Tassal took a strategic decision to leave fish in the water over the key growing months of July to October 2019. Salmon live biomass was up 15.5% to 23,151 tonnes at December 31, 2019 compared to December 31, 2018 (20,044 tonnes). Average salmon size was 4.8kg head-on gutted in the period, an increase of 100 grams compared to 1H19.

The company is focusing on selling higher-value products in the domestic market rather than to the lower-value export market, but will still sell excess fish abroad.

Tassal chief executive and managing director Mark Ryan said: “Selling and harvesting less salmon in the first half was a deliberate operational strategy to underpin strong harvest volumes and sales in the second half and next financial year.
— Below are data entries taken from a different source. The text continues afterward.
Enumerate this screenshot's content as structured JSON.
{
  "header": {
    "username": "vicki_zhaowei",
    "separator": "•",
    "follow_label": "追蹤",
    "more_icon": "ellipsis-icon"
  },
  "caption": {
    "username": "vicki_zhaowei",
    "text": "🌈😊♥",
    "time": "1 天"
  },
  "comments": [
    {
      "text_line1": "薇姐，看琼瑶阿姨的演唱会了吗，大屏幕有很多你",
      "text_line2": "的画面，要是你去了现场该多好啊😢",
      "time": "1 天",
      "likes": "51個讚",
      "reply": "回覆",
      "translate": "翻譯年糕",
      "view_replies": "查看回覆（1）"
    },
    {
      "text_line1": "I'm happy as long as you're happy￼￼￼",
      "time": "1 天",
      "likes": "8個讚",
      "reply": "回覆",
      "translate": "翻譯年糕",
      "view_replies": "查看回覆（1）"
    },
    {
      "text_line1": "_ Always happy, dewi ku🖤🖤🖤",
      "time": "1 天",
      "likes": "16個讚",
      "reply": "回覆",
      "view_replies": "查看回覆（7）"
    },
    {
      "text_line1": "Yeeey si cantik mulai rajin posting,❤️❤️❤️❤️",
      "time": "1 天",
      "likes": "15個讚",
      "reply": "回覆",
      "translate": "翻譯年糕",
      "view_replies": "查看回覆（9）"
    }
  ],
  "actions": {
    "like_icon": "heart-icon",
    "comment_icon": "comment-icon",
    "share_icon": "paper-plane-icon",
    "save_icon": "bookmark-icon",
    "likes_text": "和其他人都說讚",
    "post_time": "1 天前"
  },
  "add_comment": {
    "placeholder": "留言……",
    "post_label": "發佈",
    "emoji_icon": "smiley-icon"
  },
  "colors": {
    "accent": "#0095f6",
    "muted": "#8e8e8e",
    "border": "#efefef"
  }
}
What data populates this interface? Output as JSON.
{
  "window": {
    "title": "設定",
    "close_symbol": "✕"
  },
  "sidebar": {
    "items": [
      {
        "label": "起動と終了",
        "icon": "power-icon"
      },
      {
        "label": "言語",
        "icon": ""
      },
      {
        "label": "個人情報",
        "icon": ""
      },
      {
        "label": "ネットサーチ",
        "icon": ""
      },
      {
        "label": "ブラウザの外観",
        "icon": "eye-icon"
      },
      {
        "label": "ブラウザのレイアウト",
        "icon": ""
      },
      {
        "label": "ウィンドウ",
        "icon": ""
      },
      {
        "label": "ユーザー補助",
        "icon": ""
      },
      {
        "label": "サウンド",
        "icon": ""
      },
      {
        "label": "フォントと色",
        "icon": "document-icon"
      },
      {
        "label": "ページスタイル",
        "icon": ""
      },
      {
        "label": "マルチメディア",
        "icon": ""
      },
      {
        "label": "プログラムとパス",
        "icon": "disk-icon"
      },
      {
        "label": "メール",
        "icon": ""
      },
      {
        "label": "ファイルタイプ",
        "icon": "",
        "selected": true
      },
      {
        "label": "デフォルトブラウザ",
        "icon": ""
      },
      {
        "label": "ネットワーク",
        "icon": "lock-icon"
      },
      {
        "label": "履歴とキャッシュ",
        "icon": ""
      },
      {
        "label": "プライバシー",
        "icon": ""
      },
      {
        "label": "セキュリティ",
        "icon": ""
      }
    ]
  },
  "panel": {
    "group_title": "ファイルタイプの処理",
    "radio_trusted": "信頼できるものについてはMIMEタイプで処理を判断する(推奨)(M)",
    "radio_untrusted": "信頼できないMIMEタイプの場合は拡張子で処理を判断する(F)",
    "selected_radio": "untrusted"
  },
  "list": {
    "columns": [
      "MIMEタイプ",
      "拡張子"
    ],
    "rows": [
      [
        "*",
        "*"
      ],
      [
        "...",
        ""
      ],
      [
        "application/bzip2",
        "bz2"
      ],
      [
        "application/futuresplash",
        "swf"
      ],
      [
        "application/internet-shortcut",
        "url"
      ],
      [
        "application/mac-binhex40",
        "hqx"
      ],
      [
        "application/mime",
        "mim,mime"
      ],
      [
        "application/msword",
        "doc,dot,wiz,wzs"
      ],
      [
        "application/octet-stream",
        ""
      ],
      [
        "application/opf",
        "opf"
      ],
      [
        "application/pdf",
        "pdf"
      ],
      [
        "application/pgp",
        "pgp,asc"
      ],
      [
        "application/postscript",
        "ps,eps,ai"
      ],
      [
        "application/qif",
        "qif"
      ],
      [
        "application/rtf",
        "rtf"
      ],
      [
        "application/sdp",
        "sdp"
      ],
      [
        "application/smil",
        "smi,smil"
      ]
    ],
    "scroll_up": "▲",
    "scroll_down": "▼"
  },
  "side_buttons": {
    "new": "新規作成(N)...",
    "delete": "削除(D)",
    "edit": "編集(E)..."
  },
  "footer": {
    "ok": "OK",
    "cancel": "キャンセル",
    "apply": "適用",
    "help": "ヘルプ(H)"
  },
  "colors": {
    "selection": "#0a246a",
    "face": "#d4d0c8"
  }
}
“Salmon live biomass grew significantly over the past six months given our focus on sustainable farming and fish health practices including breeding, biosecurity, feed automation, feed diet formulation, stocking densities, optimising leases with fallowing, growth times and survival.”

‘Better margins’

He added that the company was “well positioned to drive growth in earnings and returns in FY20 and beyond”.

Ryan said the salmon biomass and size growth achieved in 1H20 exceeded expectations, “and we will see this flow through to an increased harvest and sales in 2H20 [vs 2H19] and FY21”.

Ryan concluded: “Bigger salmon generate better margins. Combined with optimisation of our existing sales leases and cost-of-growing reduction initiatives over short to medium-term, we expect salmon earnings and returns to increase for FY20 and beyond.”